Ce qu’il faut également souligner, c’est que la cour de cassation s’est aussi appuyée sur le silence de la loi quant à la date d’entrée en vigueur de la disposition spécifique de l’exonération de responsabilité pour simple négligence. Ainsi en revenant au droit commun, visant les dispositions de l’article 1er du code civil, elle en a déduit que cette disposition entrait également en vigueur le 11 décembre 2016, et ce quel que soit la date d’ouverture de la procédure de liquidation judiciaire.

La chambre commerciale fait une application des textes de droit commun à la lettre, tout en articulant celles-ci avec les nouvelles dispositions issues de la nouvelle loi. Cette situation met en exergue toute l’importance de la lettre de chaque texte, et notamment quand ceux-ci doivent se conjuguer avec des modifications partielles et récurrentes du droit dans lequel ils s’inscrivent.

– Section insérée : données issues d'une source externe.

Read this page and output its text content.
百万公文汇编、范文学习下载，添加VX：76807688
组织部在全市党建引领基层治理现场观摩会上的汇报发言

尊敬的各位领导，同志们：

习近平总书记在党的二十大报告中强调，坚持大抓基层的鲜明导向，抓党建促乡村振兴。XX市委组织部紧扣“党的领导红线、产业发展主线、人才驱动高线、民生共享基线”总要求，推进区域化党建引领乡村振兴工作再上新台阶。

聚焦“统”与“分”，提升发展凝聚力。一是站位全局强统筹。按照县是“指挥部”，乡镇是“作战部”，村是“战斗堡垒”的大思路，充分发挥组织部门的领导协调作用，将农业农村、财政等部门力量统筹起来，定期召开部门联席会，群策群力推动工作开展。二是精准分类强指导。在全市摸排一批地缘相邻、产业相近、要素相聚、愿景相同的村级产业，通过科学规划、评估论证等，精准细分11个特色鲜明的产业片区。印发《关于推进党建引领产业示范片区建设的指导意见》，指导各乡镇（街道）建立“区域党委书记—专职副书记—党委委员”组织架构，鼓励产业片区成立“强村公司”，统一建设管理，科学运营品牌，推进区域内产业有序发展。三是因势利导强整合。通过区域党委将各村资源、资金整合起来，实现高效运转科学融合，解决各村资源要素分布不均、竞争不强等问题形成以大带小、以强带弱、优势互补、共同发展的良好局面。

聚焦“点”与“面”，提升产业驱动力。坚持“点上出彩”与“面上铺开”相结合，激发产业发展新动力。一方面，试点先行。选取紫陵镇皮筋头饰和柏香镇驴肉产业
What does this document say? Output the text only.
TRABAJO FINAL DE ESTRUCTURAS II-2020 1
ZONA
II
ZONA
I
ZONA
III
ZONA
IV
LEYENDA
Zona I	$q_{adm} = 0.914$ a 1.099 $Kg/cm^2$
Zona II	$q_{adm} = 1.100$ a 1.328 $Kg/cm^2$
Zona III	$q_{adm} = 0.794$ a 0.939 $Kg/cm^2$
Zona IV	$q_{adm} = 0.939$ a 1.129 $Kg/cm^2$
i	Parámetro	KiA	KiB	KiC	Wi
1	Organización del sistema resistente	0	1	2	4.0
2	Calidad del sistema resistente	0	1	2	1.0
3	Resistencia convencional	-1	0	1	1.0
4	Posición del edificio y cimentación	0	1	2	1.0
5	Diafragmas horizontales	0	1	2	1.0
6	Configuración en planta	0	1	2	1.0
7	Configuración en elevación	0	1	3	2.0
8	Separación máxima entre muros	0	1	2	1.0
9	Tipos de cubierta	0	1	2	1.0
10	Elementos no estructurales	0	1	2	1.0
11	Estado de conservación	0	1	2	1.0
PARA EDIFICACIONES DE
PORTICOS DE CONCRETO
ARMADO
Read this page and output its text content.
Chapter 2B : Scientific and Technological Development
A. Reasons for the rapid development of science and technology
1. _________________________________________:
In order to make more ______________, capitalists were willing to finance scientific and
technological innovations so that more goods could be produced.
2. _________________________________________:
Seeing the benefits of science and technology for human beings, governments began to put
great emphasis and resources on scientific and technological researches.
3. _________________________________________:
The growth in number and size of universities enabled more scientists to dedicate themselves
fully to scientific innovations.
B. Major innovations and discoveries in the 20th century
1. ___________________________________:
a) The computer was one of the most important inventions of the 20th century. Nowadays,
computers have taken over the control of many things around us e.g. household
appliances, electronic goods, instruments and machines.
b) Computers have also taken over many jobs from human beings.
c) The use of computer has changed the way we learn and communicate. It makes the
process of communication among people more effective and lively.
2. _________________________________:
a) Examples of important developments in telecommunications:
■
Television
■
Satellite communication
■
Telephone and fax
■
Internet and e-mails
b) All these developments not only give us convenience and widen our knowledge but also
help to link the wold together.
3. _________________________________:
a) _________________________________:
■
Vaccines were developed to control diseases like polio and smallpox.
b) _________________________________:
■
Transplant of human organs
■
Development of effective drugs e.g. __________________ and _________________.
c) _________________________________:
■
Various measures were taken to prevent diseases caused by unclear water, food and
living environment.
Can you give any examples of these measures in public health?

Ainsi, dans cette affaire, le droit éventuel à réparation n’était pas né avant la loi Sapin 2, et le dirigeant devait donc être exonéré de sa responsabilité.

Il convient donc d’être vigilent à la lecture des textes et en ce qui concerne les procédures collectives, une vigilance spéciale s’impose sur les dispositions du projet de loi « PACTE » puisqu’ en la matière le projet comporte certaines mesures destinées à faciliter le rebond des entrepreneurs en leur permettant de redresser ou de liquider plus rapidement leur entreprise.